Liam Neeson opens a can of whoop-ass on sex traffickers in the riveting action-thriller “Taken”. Neeson stars as retired CIA operative Bryan Mills. He moves to Los Angeles to be near his teenage daughter Kim (Maggie Grace), who lives with her mother (Famke Janssen) and wealthy stepfather. Kim wants to spend the summer before her senior year in Paris with a friend. Her father’s against sending the girls abroad alone, but is led to believe they will be staying with adults. He reluctantly agrees, on the condition that Kim calls him the second she’s landed and every night during their stay. Every parent’s worse nightmare is realized when Kim calls her father open their arrival at the Paris apartment. There are no parents, the girls’ trip was a mere set-up to follow U2 around Europe, and there’s a knock at the door. Kim screams, terrified, men are in the apartment. They have grabbed her best friend and are coming for her. Bryan tells her not to fight them. He knows they will hurt her if she struggles. But he asks her to describe what she sees, anything to identify them. They have her…a mysterious voice picks up the phone. Brian, in a deadly calm manner, asks the foreign voice to let her go, or he will kill everyone is his way to find the kidnapper. The strange voice beckons him to try. And that is a mistake to taunt an elite CIA assassin.

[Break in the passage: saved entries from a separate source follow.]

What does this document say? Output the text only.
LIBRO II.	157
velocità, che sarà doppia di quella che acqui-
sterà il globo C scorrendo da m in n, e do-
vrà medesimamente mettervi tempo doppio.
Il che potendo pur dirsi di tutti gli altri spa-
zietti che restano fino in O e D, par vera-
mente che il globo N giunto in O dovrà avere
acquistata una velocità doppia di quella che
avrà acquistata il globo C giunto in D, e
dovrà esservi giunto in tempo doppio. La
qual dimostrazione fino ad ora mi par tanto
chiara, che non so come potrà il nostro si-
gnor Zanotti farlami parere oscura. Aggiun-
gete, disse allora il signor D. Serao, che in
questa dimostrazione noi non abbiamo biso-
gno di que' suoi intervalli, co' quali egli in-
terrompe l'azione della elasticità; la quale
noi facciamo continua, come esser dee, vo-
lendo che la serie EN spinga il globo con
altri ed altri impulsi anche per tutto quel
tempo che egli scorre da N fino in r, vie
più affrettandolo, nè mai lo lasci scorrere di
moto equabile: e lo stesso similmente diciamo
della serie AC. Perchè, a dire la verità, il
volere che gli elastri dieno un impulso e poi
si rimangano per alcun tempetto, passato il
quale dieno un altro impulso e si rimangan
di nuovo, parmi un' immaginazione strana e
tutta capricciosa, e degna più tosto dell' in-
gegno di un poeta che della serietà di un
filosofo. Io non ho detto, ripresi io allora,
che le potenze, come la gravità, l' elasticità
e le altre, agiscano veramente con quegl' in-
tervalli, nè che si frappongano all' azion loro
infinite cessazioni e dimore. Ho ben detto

Taken is an uncompromising, visceral film. It delves into the horrifying world of female kidnapping and sex slavery. French director/writer Luc Besson pens the script and produces the film. His vision is not only to deliver a spectacularly brutal action film, but to show an otherwise ignorant populace the heinous crimes of the illegal sex trade. Taken grabs you from the opening and never relents. Bryan is unstoppable in his quest for his daughter. His journey takes him to Paris where he uncovers a world of astonishing criminality. But while the bad guys are despicable, the vengeance he unleashes on them is like the hammer of god. They get their comeuppance from a father who will not stop until he finds his precious daughter.

Liam Neeson, known for his excellence as a dramatic actor, proves he has the chops to be the toughest action hero. His character is so lethal, and yet so understated, the performance shows how truly great Neeson is. Because there is no karate, no machine guns, no big explosions, just a death dealer exacting revenge in a cold-blooded way. And he is not superhuman. Mills gets more hurt, bloodier, the closer he gets to the truth of his daughter’s kidnapping.

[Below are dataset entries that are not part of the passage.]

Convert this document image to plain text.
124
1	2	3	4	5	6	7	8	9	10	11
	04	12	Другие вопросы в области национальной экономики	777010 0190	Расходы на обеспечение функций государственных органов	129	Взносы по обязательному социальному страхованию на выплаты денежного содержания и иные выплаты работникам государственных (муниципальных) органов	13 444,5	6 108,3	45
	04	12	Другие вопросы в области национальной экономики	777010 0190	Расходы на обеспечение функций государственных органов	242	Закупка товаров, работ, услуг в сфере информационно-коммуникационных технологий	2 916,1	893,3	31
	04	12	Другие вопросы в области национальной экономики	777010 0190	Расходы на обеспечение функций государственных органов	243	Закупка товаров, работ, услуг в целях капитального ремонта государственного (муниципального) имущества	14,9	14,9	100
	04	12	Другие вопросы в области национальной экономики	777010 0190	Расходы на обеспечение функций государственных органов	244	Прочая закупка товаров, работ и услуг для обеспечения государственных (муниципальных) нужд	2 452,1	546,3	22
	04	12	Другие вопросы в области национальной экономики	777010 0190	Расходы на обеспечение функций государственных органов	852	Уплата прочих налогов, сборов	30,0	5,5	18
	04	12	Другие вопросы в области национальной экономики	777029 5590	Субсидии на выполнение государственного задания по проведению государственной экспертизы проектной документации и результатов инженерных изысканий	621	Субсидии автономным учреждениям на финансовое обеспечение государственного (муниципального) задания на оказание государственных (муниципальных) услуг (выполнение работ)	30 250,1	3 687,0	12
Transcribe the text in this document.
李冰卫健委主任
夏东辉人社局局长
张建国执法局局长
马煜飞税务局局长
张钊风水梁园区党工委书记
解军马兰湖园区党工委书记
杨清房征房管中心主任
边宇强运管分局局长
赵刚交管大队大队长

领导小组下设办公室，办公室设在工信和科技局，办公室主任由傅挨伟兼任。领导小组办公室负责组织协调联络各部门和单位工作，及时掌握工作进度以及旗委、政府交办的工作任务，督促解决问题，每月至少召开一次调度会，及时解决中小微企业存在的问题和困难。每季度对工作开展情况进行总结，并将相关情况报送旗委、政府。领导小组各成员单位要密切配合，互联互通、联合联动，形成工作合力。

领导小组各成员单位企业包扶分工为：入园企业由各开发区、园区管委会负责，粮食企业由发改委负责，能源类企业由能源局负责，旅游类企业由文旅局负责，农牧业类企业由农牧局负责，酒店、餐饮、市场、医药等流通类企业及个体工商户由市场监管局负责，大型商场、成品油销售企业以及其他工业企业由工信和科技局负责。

Taken is an extremely violent and sexually explicit film. But it is not derogatory or overblown in any way. Its mere subject matter is a callous truth that the world chooses to ignore. I applaud Luc Besson for making, essentially, an action film expose about sex slavery. I have no doubt that people will leave this movie appalled and enlightened about this subject matter. In a lesser actor’s hands, the powerful impact of the subject matter would not have been so ably delivered. Liam Neeson, the man who played Oscar Schindler and Alfred Kinsey, truly has the skill to play any character.